Direct HDFS Access on Hive Table Data Using Ranger RMS
If Ranger RMS is installed and configured in a CDP environment the following details provide high-level access requirements for performing read/write on Hive tables’ corresponding HDFS files.
- If the configuration for “Mapping Hive Managed Tables” is not enabled in Ranger RMS, the user access to HDFS files for Managed Tables depend on the type of databases
- No user would be able to access the underlying HDFS files for Managed Tables present in databases created without any “managedlocation” clause
- Users can have access to the underlying HDFS files for Managed Tables present in databases created using a non-default “managedlocation” clause based on the HDFS POSIX permissions or HDFS ACLs of those directories
- If the configuration for “Mapping Hive Managed Tables” is enabled in Ranger RMS, then users are allowed to access the underlying HDFS files for Managed Tables
- Any user who created a Managed Table (owner) would be able to directly access the corresponding HDFS files for the table
- Any user with select/update privilege on all columns in a Managed Table would be have read access to the corresponding HDFS files for the table
- For External Tables, based on the select/update permissions users are allowed to access the corresponding HDFS files for the tables
- Any user who created an External Table (owner) would be able to directly access the corresponding HDFS files for the table
- Any user with select/update privilege on all columns in an External Table would be able to directly access the corresponding HDFS files for the table
- Any user with access to only a selected set of columns in a table would not be able to directly access the corresponding HDFS files for the table
- Any user given access to all columns in a table specifically by adding column names and not by “*” in the columns dropdown in Hadoop SQL would not be able to directly access the corresponding HDFS files for the table
- Any user with access to columns that have masking policies defined on them would not be able to directly access the corresponding HDFS files for the table
- Any user with access to columns that have row filtering policies defined on them would not be able to directly access the corresponding HDFS files for the table
Ranger RMS adds a key capability that enhances the security design of CDP clusters.
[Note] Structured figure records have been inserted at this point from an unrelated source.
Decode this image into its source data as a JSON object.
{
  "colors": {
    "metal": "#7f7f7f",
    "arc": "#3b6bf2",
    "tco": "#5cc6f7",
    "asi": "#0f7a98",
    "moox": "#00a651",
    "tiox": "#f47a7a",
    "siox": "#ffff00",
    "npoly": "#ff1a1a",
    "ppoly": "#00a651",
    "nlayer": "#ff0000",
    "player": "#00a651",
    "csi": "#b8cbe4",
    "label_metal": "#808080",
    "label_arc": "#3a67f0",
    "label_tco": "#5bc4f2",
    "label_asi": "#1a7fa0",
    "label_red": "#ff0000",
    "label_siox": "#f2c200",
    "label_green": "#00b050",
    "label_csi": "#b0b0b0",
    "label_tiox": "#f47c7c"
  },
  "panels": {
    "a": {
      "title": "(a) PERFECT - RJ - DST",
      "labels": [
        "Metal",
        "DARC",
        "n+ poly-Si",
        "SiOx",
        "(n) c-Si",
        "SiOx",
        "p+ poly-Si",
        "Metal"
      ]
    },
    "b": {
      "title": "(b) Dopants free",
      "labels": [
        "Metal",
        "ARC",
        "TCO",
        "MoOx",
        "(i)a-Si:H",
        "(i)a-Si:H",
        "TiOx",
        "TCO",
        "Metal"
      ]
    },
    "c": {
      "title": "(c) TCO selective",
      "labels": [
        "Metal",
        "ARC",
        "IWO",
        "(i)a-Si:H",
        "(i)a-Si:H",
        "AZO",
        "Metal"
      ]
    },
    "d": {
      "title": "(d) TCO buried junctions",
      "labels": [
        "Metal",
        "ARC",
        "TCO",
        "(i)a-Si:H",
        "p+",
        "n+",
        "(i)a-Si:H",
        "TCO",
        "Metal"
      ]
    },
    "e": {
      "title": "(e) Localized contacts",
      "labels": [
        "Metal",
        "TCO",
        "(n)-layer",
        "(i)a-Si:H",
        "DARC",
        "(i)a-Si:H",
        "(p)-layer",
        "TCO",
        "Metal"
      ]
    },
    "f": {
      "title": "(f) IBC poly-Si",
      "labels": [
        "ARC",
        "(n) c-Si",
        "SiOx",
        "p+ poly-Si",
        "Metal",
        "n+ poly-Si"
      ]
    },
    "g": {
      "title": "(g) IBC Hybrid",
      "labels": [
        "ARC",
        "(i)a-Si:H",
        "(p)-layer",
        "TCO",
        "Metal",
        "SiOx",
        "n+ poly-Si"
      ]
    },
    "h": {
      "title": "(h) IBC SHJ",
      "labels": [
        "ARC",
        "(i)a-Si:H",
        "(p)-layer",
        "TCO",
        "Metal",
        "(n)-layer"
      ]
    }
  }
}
By providing an automatic method to use Hive policies to access the corresponding tables’ HDFS data directly, it not only brings in an important feature to the Ranger data security framework, but also reduces the policy management overhead considerably.
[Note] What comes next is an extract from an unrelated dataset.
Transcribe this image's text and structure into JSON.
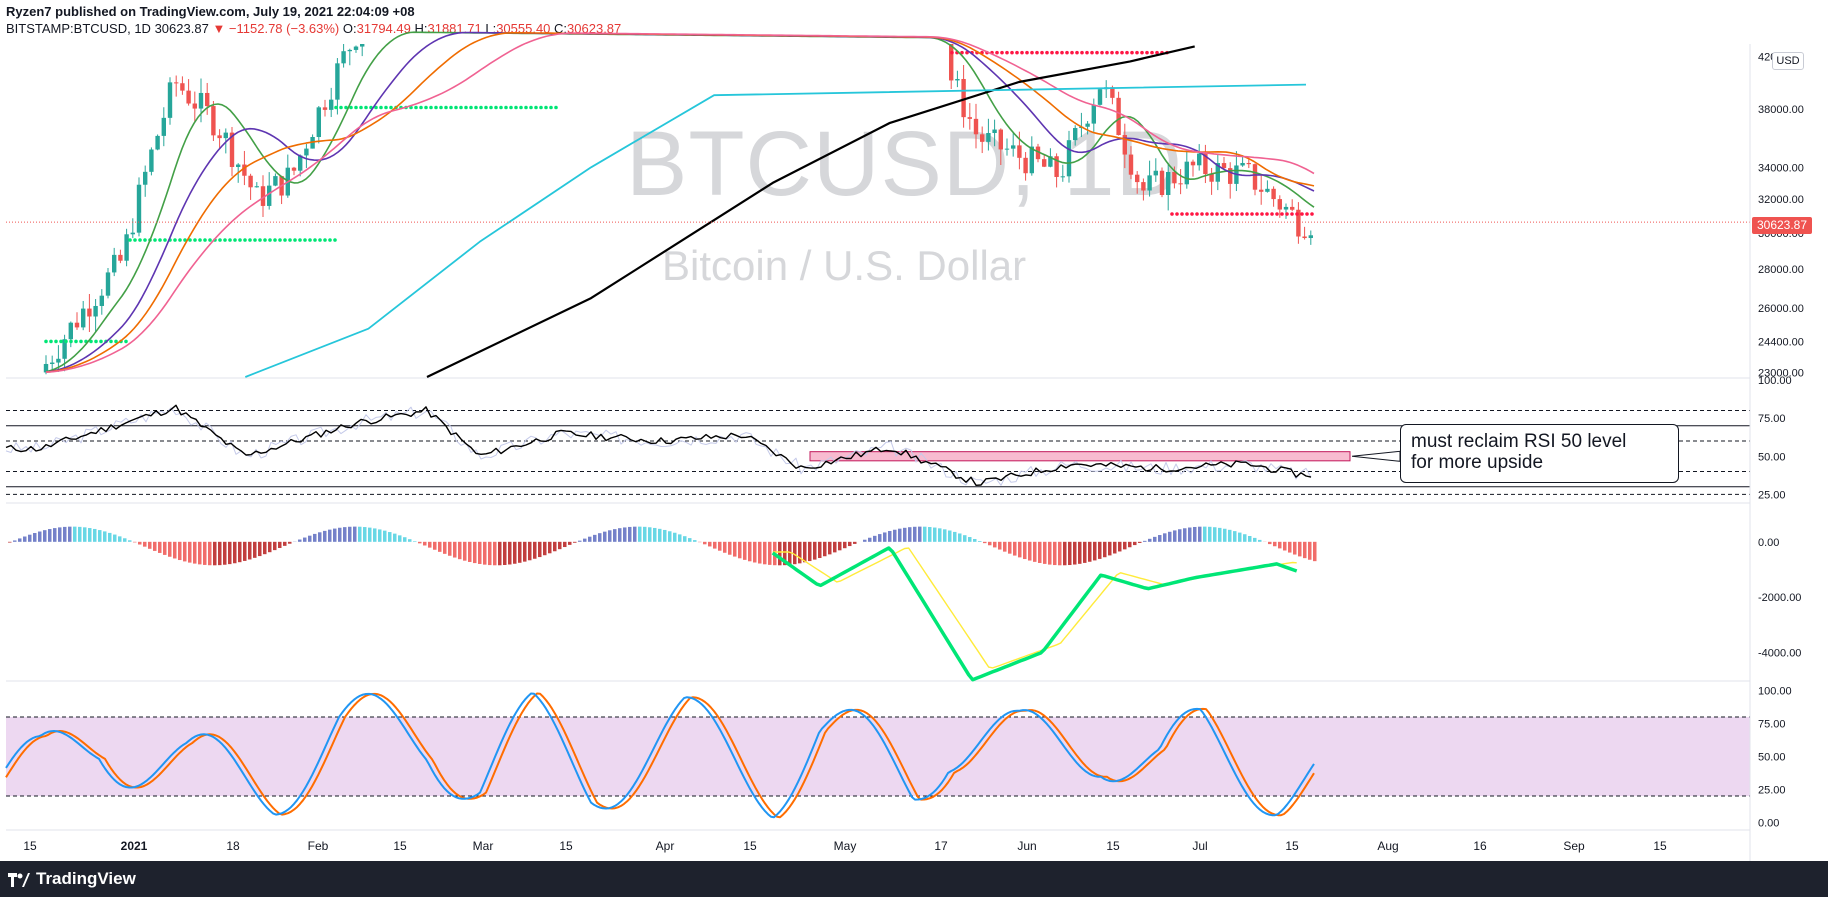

To learn more about Ranger RMS and related features, here are some helpful resources:
Installing Ranger RMS
Ranger Hive-HDFS ACL Sync Overview
CDP Knowledge Hub
that is a very useful feature! Happy to see this enhancement. A kind of similar functionality (less smart) was already there in Apache Sentry and was very useful for reading Hive managed tables in Spark ETL jobs.
Do you have plans to make this available on CDP Public Cloud? (I believe this will require Ranger RAZ as well)
Thanks and regards
Ranger RMS is currently designed to address the “HDFS ACL Sync” option in Sentry for CDP Private Cloud Base clusters. At this point, this feature is currently not available in CDP Public Cloud. There are open requests to implement an equivalent feature on CDP Public Cloud.
It would be also useful to have a checkbox for the “hive managed table RMS sync” on policy level in Ranger. So policy creator & maintainer can decide if he wants to use that feature for that specific database or table.
Good point. Currently there is no table level switch in RMS for Managed tables. As mentioned in the blog, there is a global configuration which controls if all Managed Tables are mapped in RMS.